Are we too negative for some readers? We write about ‘costs’, ‘dangers’, ‘threats’ a lot. Many of these threats can be moderated by locally, and we try to point out actions to do this. But there are many costs that Buddy and I are learning can’t be dodged, no matter how well a community comes together to fight them. We hope, however, that readers also know that most of these ‘threats’ are avoidable, and millions of families will avoid them - by moving. There are relatively ‘climate-proof’ towns all across the country - many of them. We’ll write about how to identify these towns in coming letters.
David:
Congratulations on your newsletters. I like the way you ease your way into the serious text by starting with you and Buddy telling a personal story. The kayak introduction was perfect, backed up by the photograph of Bowen's Wharf flooded by the Sandy Storm.
The concentration on Newport and how it is being affected by climate change is great, too, and, of course, the rest of the factual information about how changes in climate will influence the planet and our lives.

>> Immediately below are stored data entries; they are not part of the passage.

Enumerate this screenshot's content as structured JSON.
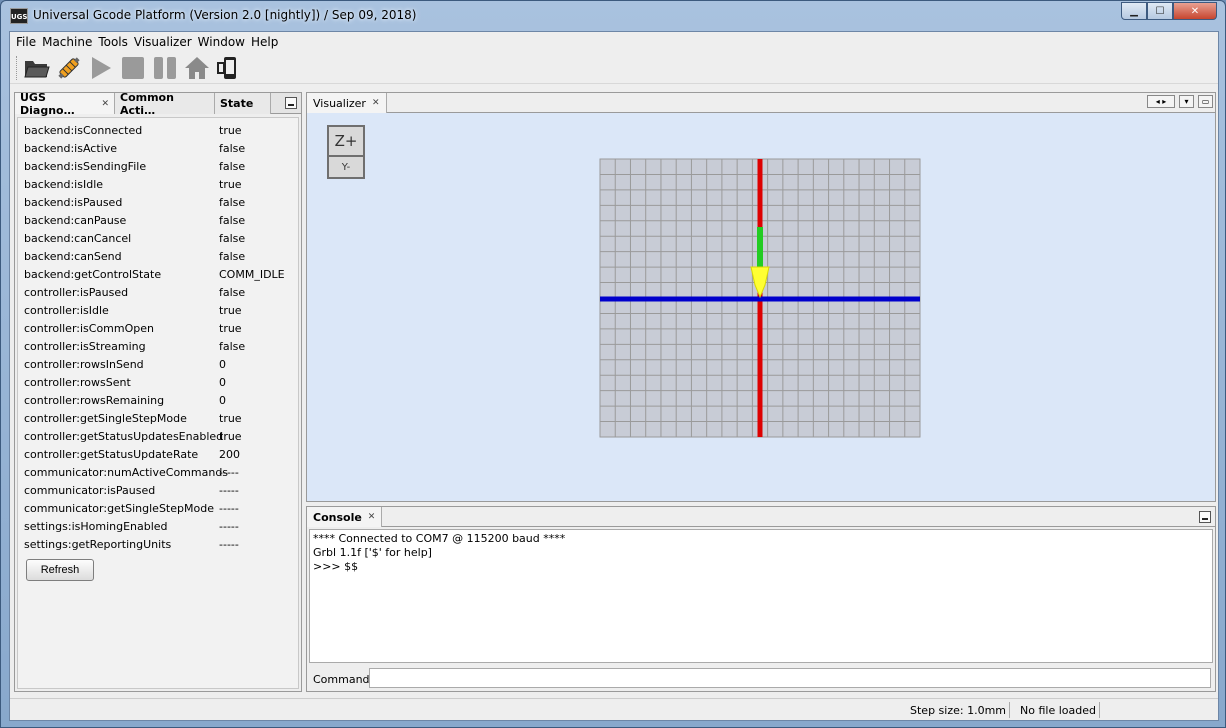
{
  "window": {
    "app_icon_text": "UGS",
    "title": "Universal Gcode Platform (Version 2.0 [nightly])  / Sep 09, 2018)"
  },
  "menu": [
    "File",
    "Machine",
    "Tools",
    "Visualizer",
    "Window",
    "Help"
  ],
  "toolbar": {
    "buttons": [
      "open-folder-icon",
      "connect-plug-icon",
      "play-icon",
      "stop-icon",
      "pause-icon",
      "home-icon",
      "device-icon"
    ]
  },
  "left_panel": {
    "tabs": [
      {
        "label": "UGS Diagno…",
        "active": true
      },
      {
        "label": "Common Acti…",
        "active": false
      },
      {
        "label": "State",
        "active": false
      }
    ],
    "rows": [
      {
        "key": "backend:isConnected",
        "value": "true"
      },
      {
        "key": "backend:isActive",
        "value": "false"
      },
      {
        "key": "backend:isSendingFile",
        "value": "false"
      },
      {
        "key": "backend:isIdle",
        "value": "true"
      },
      {
        "key": "backend:isPaused",
        "value": "false"
      },
      {
        "key": "backend:canPause",
        "value": "false"
      },
      {
        "key": "backend:canCancel",
        "value": "false"
      },
      {
        "key": "backend:canSend",
        "value": "false"
      },
      {
        "key": "backend:getControlState",
        "value": "COMM_IDLE"
      },
      {
        "key": "controller:isPaused",
        "value": "false"
      },
      {
        "key": "controller:isIdle",
        "value": "true"
      },
      {
        "key": "controller:isCommOpen",
        "value": "true"
      },
      {
        "key": "controller:isStreaming",
        "value": "false"
      },
      {
        "key": "controller:rowsInSend",
        "value": "0"
      },
      {
        "key": "controller:rowsSent",
        "value": "0"
      },
      {
        "key": "controller:rowsRemaining",
        "value": "0"
      },
      {
        "key": "controller:getSingleStepMode",
        "value": "true"
      },
      {
        "key": "controller:getStatusUpdatesEnabled",
        "value": "true"
      },
      {
        "key": "controller:getStatusUpdateRate",
        "value": "200"
      },
      {
        "key": "communicator:numActiveCommands",
        "value": "-----"
      },
      {
        "key": "communicator:isPaused",
        "value": "-----"
      },
      {
        "key": "communicator:getSingleStepMode",
        "value": "-----"
      },
      {
        "key": "settings:isHomingEnabled",
        "value": "-----"
      },
      {
        "key": "settings:getReportingUnits",
        "value": "-----"
      }
    ],
    "refresh_label": "Refresh"
  },
  "visualizer": {
    "tab_label": "Visualizer",
    "cube_top": "Z+",
    "cube_front": "Y-",
    "colors": {
      "x_axis": "#0000cc",
      "y_axis": "#dd0000",
      "z_axis": "#22cc22",
      "tool": "#ffff33",
      "grid_bg": "#c8ccd6",
      "grid_line": "#9a9a9a"
    }
  },
  "console": {
    "tab_label": "Console",
    "lines": [
      "**** Connected to COM7 @ 115200 baud ****",
      "Grbl 1.1f ['$' for help]",
      ">>> $$"
    ],
    "command_label": "Command:",
    "command_value": ""
  },
  "status": {
    "step_size": "Step size: 1.0mm",
    "file": "No file loaded"
  }
}
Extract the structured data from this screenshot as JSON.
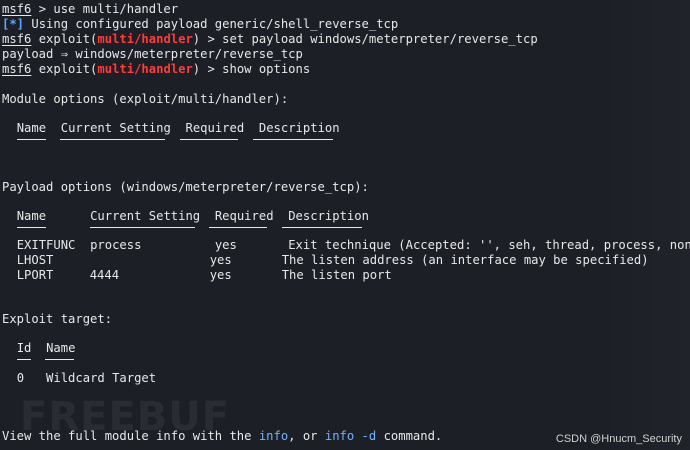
{
  "terminal": {
    "cmd1": {
      "prompt": "msf6",
      "text": " > use multi/handler"
    },
    "info1": {
      "tag": "[*]",
      "text": " Using configured payload generic/shell_reverse_tcp"
    },
    "cmd2": {
      "prompt": "msf6",
      "mid": " exploit(",
      "module": "multi/handler",
      "text": ") > set payload windows/meterpreter/reverse_tcp"
    },
    "out1": "payload ⇒ windows/meterpreter/reverse_tcp",
    "cmd3": {
      "prompt": "msf6",
      "mid": " exploit(",
      "module": "multi/handler",
      "text": ") > show options"
    },
    "module_options_title": "Module options (exploit/multi/handler):",
    "module_options_headers": [
      "Name",
      "Current Setting",
      "Required",
      "Description"
    ],
    "payload_options_title": "Payload options (windows/meterpreter/reverse_tcp):",
    "payload_options_headers": [
      "Name",
      "Current Setting",
      "Required",
      "Description"
    ],
    "payload_rows": [
      {
        "name": "EXITFUNC",
        "setting": "process",
        "required": "yes",
        "description": "Exit technique (Accepted: '', seh, thread, process, none)"
      },
      {
        "name": "LHOST",
        "setting": "",
        "required": "yes",
        "description": "The listen address (an interface may be specified)"
      },
      {
        "name": "LPORT",
        "setting": "4444",
        "required": "yes",
        "description": "The listen port"
      }
    ],
    "exploit_target_title": "Exploit target:",
    "target_headers": [
      "Id",
      "Name"
    ],
    "target_rows": [
      {
        "id": "0",
        "name": "Wildcard Target"
      }
    ],
    "footer": {
      "pre": "View the full module info with the ",
      "link1": "info",
      "mid": ", or ",
      "link2": "info -d",
      "post": " command."
    }
  },
  "watermark": "FREEBUF",
  "credit": "CSDN @Hnucm_Security",
  "colors": {
    "background": "#1c1f26",
    "module": "#ff3b3b",
    "info_tag": "#5fa8ff",
    "link": "#6fb3ff"
  }
}
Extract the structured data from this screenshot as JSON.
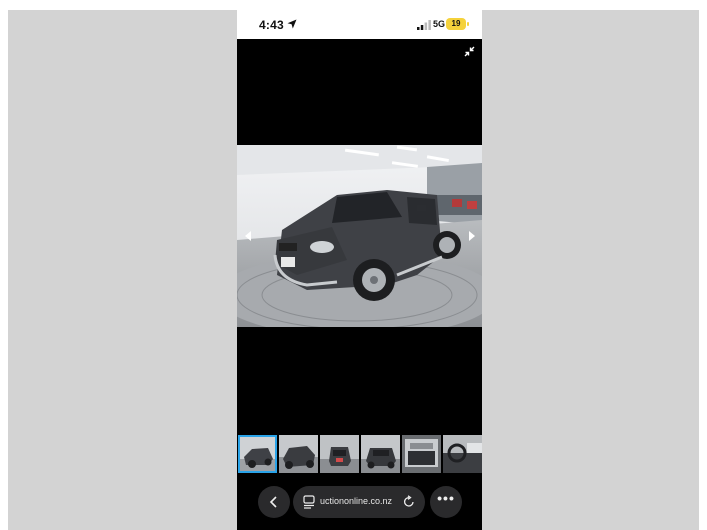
{
  "status_bar": {
    "time": "4:43",
    "network": "5G",
    "battery": "19",
    "icons": [
      "location-arrow-icon",
      "signal-icon"
    ]
  },
  "viewer": {
    "icons": [
      "collapse-icon",
      "prev-arrow-icon",
      "next-arrow-icon"
    ],
    "main_photo": "car-photo",
    "thumbnail_count": 6,
    "active_thumbnail": 1
  },
  "browser": {
    "url_text": "uctiononline.co.nz",
    "icons": [
      "back-chevron-icon",
      "tabs-icon",
      "reload-icon",
      "more-icon"
    ],
    "more_label": "•••"
  },
  "colors": {
    "backdrop": "#d3d3d3",
    "battery": "#f5d23b",
    "thumb_highlight": "#2aa3e8",
    "car_body": "#3f4146"
  }
}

The only problem is getting into your site to write my comments, that's why I am sending you this email. I have great difficulty remembering passwords and get sidelined by things like "Substack," whatever that is. Sorry to be so old-fashioned and dumb but I fear I am closer to the quill world than the digital age.
Keep up the good work.
Cheers,
John de St. Jorre
I am from down south and have seen real hurricanes. My family's homes in Pass Christian, Mississippi and New Orleans were flooded by hurricanes Camille and Katrina with storm tides of 25 and 28 feet. The rising and warming oceans due to climate change sooner or later will send real hurricanes up to our northeast coast. Sandy wasn't even a minimum hurricane north of NJ.